This is according to Webb Meko, Business Development Director, sub-Saharan Africa, Black & Veatch.
Communities and producers in Africa continue to struggle with energy deficits caused by a lack of infrastructure access in some cases and poor energy quality and high power costs in others.
Limited electricity access, particularly in rural areas and remote locations, has contributed to economic inequality and reduced prosperity in sub-Saharan Africa – one of the most poverty-stricken regions in the world.
Rapid population growth on the continent, which is expected to reach 1.9 billion by 2050 and will contribute to a total power demand of 3,100 TWh by 2040, requires the use of various energy sources to meet escalating demand, including small-scale power facilities.
Microgrids, which are decentralised, small-scale electricity generating systems comprised of multiple power generation sources and electric loads, are particularly well-suited to provide electricity to the continent’s underserved and remote areas, as they provide a low-cost and flexible source of electricity.
“When operated under a consolidated control and energy management system, microgrids can produce and distribute electricity, and operate independently from larger power grids.
“Further, these systems can be completed and deployed in as little as 12-months when using modular equipment,” Meko explained.
Capacity and optimissation
Meko added: “The elegance of microgrids involves how various, small-scale power generation sources can be integrated into a microgrid with a control system to balance generation with overall load.
“Wind, solar, batteries, microturbines and other technologies can be adjusted to optimise performance while additional monitoring software can further the ability to track performance and maintain the optimal balance over the system’s operating life.
“These solutions are also scalable and can be integrated with national grids to provide additional capacity when demand grows.”
To extract maximum value from microgrid investments Meko suggests a programmatic approach be taken that incorporates strong project controls and effective programme management from engineering through procurement and construction.
“A comprehensive approach will enable scalable design at the programme level, which can then be executed through front-end engineering and design pilot projects before rapid replication across multiple sites.”
He notes that a common challenge in securing microgrid project financing is mitigating the risks associated with electricity fluctuation.
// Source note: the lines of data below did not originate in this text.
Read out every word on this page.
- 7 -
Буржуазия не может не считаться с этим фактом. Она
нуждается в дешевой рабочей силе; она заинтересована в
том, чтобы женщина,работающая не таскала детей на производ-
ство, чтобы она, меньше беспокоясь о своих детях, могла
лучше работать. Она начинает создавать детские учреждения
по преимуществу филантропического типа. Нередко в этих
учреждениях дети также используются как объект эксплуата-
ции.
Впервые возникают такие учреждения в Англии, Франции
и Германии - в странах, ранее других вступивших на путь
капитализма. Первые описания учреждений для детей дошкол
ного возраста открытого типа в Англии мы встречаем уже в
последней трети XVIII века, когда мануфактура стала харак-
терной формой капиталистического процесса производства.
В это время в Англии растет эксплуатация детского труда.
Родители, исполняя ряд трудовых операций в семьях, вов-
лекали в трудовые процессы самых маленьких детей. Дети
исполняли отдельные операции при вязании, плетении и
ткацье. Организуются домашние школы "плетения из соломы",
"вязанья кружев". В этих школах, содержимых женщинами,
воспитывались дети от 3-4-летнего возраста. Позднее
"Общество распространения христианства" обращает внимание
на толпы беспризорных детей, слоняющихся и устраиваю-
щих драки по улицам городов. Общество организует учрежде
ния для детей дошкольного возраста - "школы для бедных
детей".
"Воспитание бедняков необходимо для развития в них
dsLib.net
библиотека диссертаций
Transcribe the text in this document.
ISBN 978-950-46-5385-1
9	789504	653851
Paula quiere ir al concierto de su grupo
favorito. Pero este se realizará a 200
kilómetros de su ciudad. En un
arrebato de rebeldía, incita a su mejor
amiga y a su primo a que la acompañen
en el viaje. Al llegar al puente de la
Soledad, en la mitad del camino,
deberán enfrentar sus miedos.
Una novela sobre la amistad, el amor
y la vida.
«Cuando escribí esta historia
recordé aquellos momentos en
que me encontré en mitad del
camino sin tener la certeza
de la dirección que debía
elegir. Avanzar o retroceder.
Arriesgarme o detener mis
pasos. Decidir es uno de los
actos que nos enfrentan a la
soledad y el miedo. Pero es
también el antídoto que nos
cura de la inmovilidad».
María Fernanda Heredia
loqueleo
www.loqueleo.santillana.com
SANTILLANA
“Added capacity and varying inputs from DER must be carefully coordinated to avoid tariff cost uncertainty,” he says, adding that advances in battery storage and energy controls can better manage power flows and optimise energy use.
“Furthermore, employing the pay-per-use model for consumers can ensure returns for investors and attract necessary financial investment.”
Meko concludes that microgrids not only offer a cost-effective means to address the energy deficit across Africa but can also act as an economic enabler to help the continent reach its industrialisation goals.